The Health Benefits of Hope
The implications of the COVID-19 pandemic are far-reaching, and although the health concerns about the virus itself are paramount in news coverage, the interaction between physical and mental health is well-documented.
Your mental health matters immensely, too. And though times feel dark, and daily life feels uncertain in unprecedented ways, one psychological factor that can help us immensely is hope.
Hope as a construct exists in both state forms (the hope you have in the present moment about specific things), and trait forms (the hopeful outlook you carry more generally, in a stable way, as part of your temperament).
When you summon it in either form, it can help not just your mental health, but your physical health as well. Optimism, a related construct where you are able to see more positive potential outcomes and not overgeneralize the negative, has additional benefits. Let's look at some of them.

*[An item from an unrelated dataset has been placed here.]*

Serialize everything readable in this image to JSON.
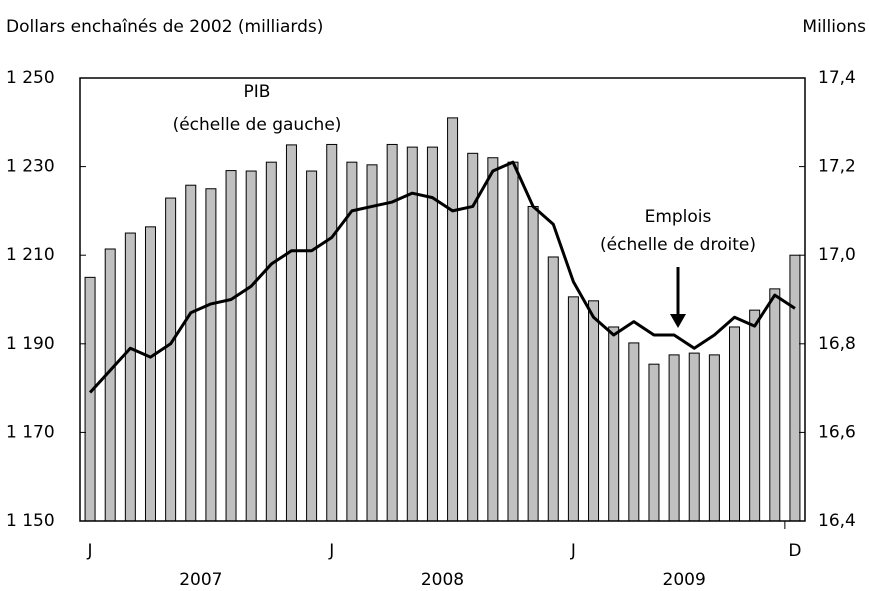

Hope can reduce physical pain. Several studies have shown that those who have higher dispositional (trait) hope have lower perceptions of pain. This could be in part because people with higher hope are less likely to catastrophize about the pain, which in turn diminishes its mental hold on them. And when pain seems less powerful cognitively, it takes up less of your attention, allowing you to view it as less debilitating. The perception of pain is the classic example of a process that seems objective and physiological, but instead has much to do with our emotional and cognitive interpretation.
Hope may boost circulation and respiration. Hope, optimism, and a positive outlook, in general, have been associated with protection against chronic illnesses. This may be in part because the absence of depression or chronic negative emotions is important in its own right — we know that those can be detrimental to overall health. It could also be that people who are more hopeful and optimistic are more likely to engage in positive health behaviors and take better care of themselves. That said, it is still strongly suggested that hope in and of itself has a positive effect on physiological processes like circulation and respiration, most likely because of its stress-reduction properties — which in turn help keep the nervous system from being overtaxed.

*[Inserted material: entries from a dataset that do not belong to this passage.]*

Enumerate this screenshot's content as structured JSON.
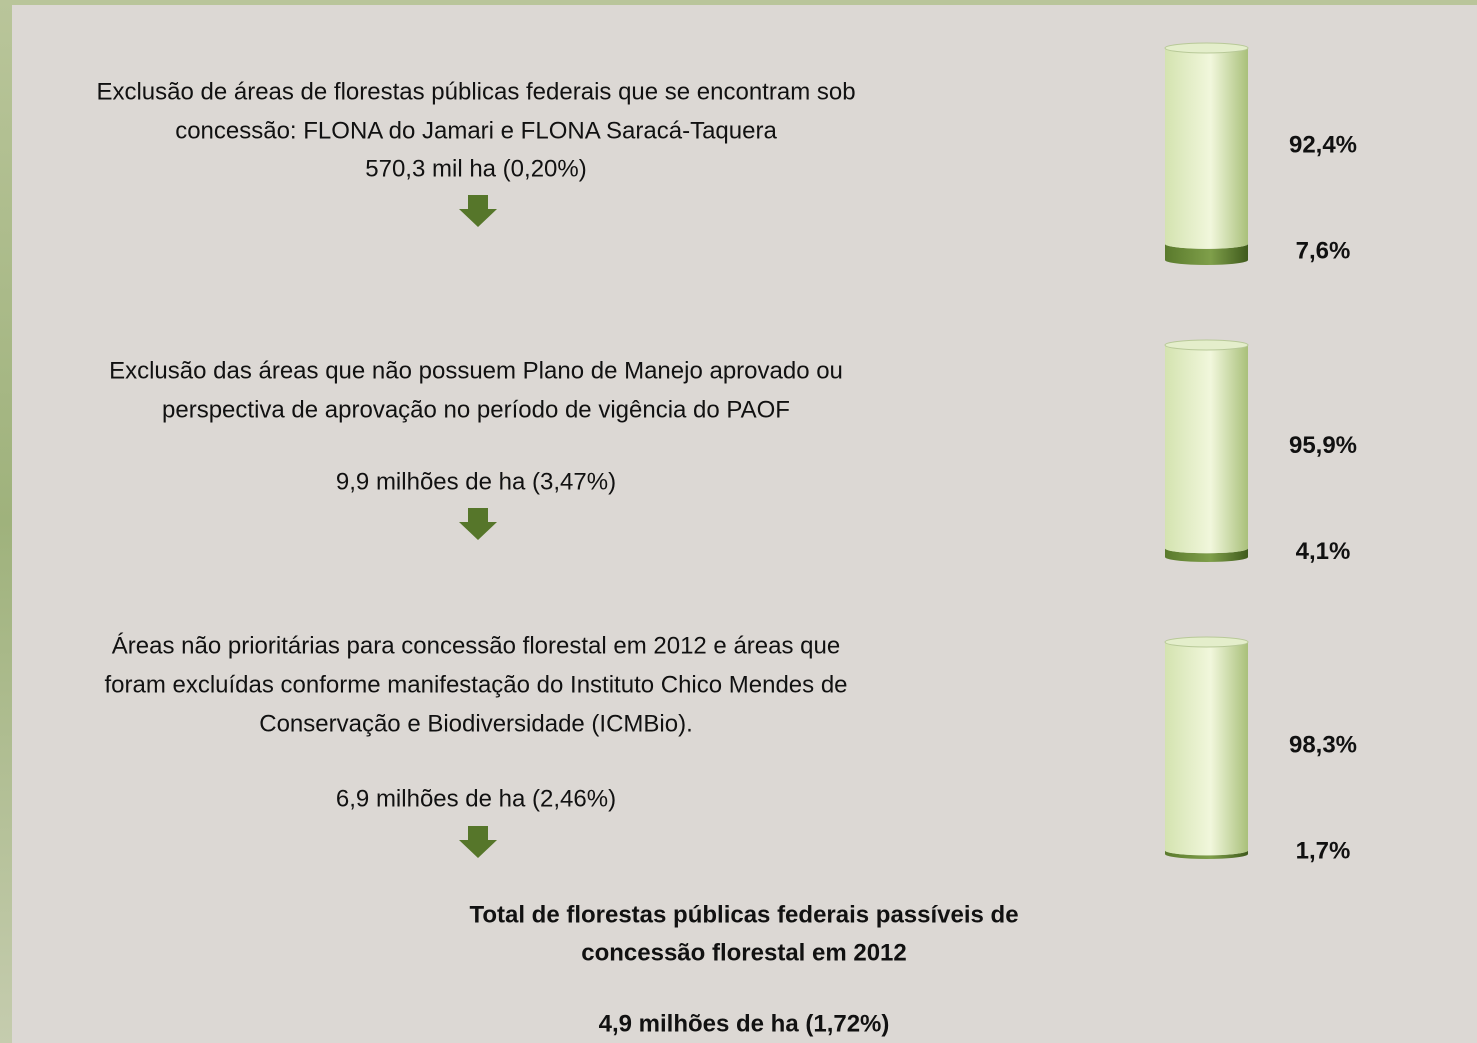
{
  "steps": [
    {
      "description": [
        "Exclusão de áreas de florestas públicas federais que se encontram sob",
        "concessão: FLONA do Jamari e FLONA Saracá-Taquera"
      ],
      "amount": "570,3 mil ha (0,20%)"
    },
    {
      "description": [
        "Exclusão das áreas que não possuem Plano de Manejo aprovado ou",
        "perspectiva de aprovação no período de vigência do PAOF"
      ],
      "amount": "9,9 milhões de ha (3,47%)"
    },
    {
      "description": [
        "Áreas não prioritárias para concessão florestal em 2012 e áreas que",
        "foram excluídas conforme manifestação do Instituto Chico Mendes de",
        "Conservação e Biodiversidade (ICMBio)."
      ],
      "amount": "6,9 milhões de ha (2,46%)"
    }
  ],
  "total": {
    "title": [
      "Total de florestas públicas federais passíveis de",
      "concessão florestal em 2012"
    ],
    "amount": "4,9 milhões de ha (1,72%)"
  },
  "chart_data": [
    {
      "type": "bar",
      "stacked": true,
      "ylim": [
        0,
        100
      ],
      "series": [
        {
          "color": "#5a7a2c",
          "values": [
            7.6
          ],
          "value_labels": [
            "7,6%"
          ]
        },
        {
          "color": "#d4e3b0",
          "values": [
            92.4
          ],
          "value_labels": [
            "92,4%"
          ]
        }
      ]
    },
    {
      "type": "bar",
      "stacked": true,
      "ylim": [
        0,
        100
      ],
      "series": [
        {
          "color": "#5a7a2c",
          "values": [
            4.1
          ],
          "value_labels": [
            "4,1%"
          ]
        },
        {
          "color": "#d4e3b0",
          "values": [
            95.9
          ],
          "value_labels": [
            "95,9%"
          ]
        }
      ]
    },
    {
      "type": "bar",
      "stacked": true,
      "ylim": [
        0,
        100
      ],
      "series": [
        {
          "color": "#5a7a2c",
          "values": [
            1.7
          ],
          "value_labels": [
            "1,7%"
          ]
        },
        {
          "color": "#d4e3b0",
          "values": [
            98.3
          ],
          "value_labels": [
            "98,3%"
          ]
        }
      ]
    }
  ]
}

Optimism improves cardiovascular health. The data is convincing: Optimism is good for your heart health. Large-scale meta-analyses have shown that an optimistic outlook reduces your risk of heart attack, and the data is so significant that many cardiovascular experts believe that improving mental health outlook is a crucial part of preventative treatment for heart disease. The connection should not be considered surprising, given that the stress response — a direct link between emotional health and physical health — plays such an important role in long-term heart health.
Another factor in this connection is blood pressure. Hope and optimism can have positive effects on blood pressure, boosting treatment efforts for hypertension. When blood pressure is managed and maintained within healthier levels, the benefits extend beyond your heart, helping prevent your risk of stroke as well.
So, as you observe your thoughts during this stressful time, try to catch yourself in thinking that is unduly catastrophic. Make a plan to manage your anxiety on a daily basis in ways that help you feel more in control and increase your sense of predictability and controllability.